Gold harder to find – industry body

Many prospective areas have already been explored, according to the World Gold Council
Gold harder to find – industry body

The gold mining industry is struggling to maintain production growth as finding deposits of the yellow metal has become more difficult, according to the World Gold Council (WGC), cited by CNBC on Sunday.

Data from the trade association reportedly shows that mine production rose merely 0.5% in 2023 compared to a year ago.

In 2022, the growth was 1.35% in annual terms, whereas the year before it had risen 2.7%.

“We’ve seen record first quarter mine production in 2024, up 4% year-on-year,” WGC Chief Market Strategist John Reade told CNBC, adding: “But the bigger picture, I think about mine production is that, effectively, it plateaued around 2016, 2018 and we’ve seen no growth since then.”

According to Reade, it is becoming harder to find new gold deposits around the world since many prospective areas have already been explored.

He pointed out that large-scale gold mining is capital-intensive, and requires significant exploration and development.
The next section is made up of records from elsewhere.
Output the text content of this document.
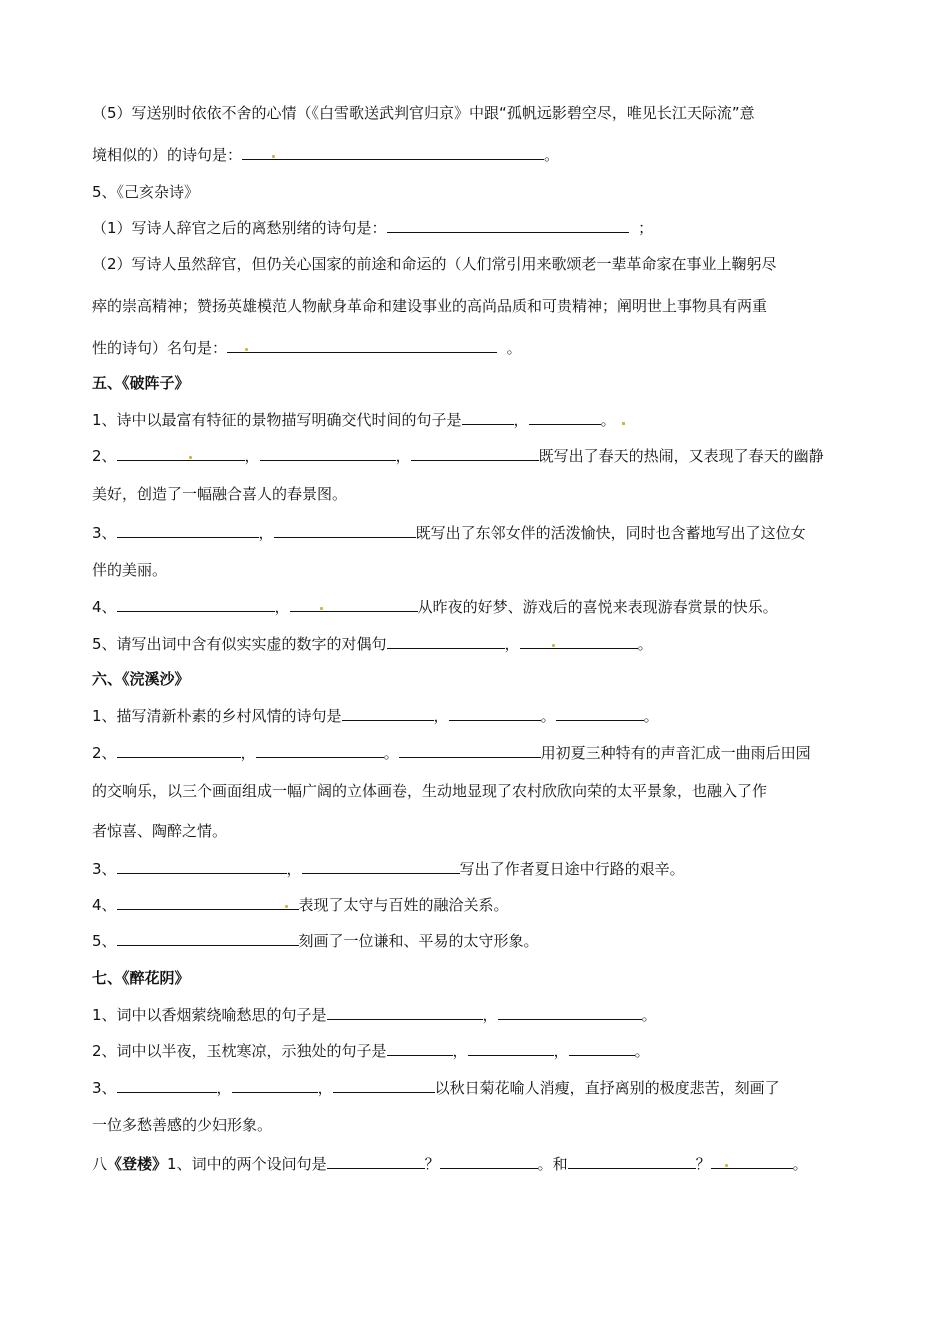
（5）写送别时依依不舍的心情（《白雪歌送武判官归京》中跟“孤帆远影碧空尽，唯见长江天际流”意
境相似的）的诗句是：	。
5、《己亥杂诗》
（1）写诗人辞官之后的离愁别绪的诗句是：	；
（2）写诗人虽然辞官，但仍关心国家的前途和命运的（人们常引用来歌颂老一辈革命家在事业上鞠躬尽
瘁的崇高精神；赞扬英雄模范人物献身革命和建设事业的高尚品质和可贵精神；阐明世上事物具有两重
性的诗句）名句是：	。
五、《破阵子》
1、诗中以最富有特征的景物描写明确交代时间的句子是	，	。
2、	，	，	既写出了春天的热闹，又表现了春天的幽静
美好，创造了一幅融合喜人的春景图。
3、	，	既写出了东邻女伴的活泼愉快，同时也含蓄地写出了这位女
伴的美丽。
4、	，	从昨夜的好梦、游戏后的喜悦来表现游春赏景的快乐。
5、请写出词中含有似实实虚的数字的对偶句	，	。
六、《浣溪沙》
1、描写清新朴素的乡村风情的诗句是	，	。	。
2、	，	。	用初夏三种特有的声音汇成一曲雨后田园
的交响乐，以三个画面组成一幅广阔的立体画卷，生动地显现了农村欣欣向荣的太平景象，也融入了作
者惊喜、陶醉之情。
3、	，	写出了作者夏日途中行路的艰辛。
4、	表现了太守与百姓的融洽关系。
5、	刻画了一位谦和、平易的太守形象。
七、《醉花阴》
1、词中以香烟萦绕喻愁思的句子是	，	。
2、词中以半夜，玉枕寒凉，示独处的句子是	，	，	。
3、	，	，	以秋日菊花喻人消瘦，直抒离别的极度悲苦，刻画了
一位多愁善感的少妇形象。
八《登楼》1、词中的两个设问句是	？	。和	？	。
It takes an average of 10 to 20 years before a mine is ready for production, the market strategist said, adding that only about 10% of discoveries contain sufficient deposits to warrant mining.

Moreover, it can take several years to secure government licenses and permits needed for mining companies to start operations.

Many mining projects in remote areas require building infrastructure such as roads, power, and water, Reade noted.

“It’s getting harder to find gold, permit it, finance it, and operate it,” he said.

Around 187,000 metric tons of gold has been mined throughout history, according to the report, with an additional 57,000 tons still unexcavated.

The price of gold hit record highs last month, rallying to nearly $2,450 per ounce in the wake of rising global geopolitical tensions.

On Monday, the precious metal was trading at $2,330 an ounce.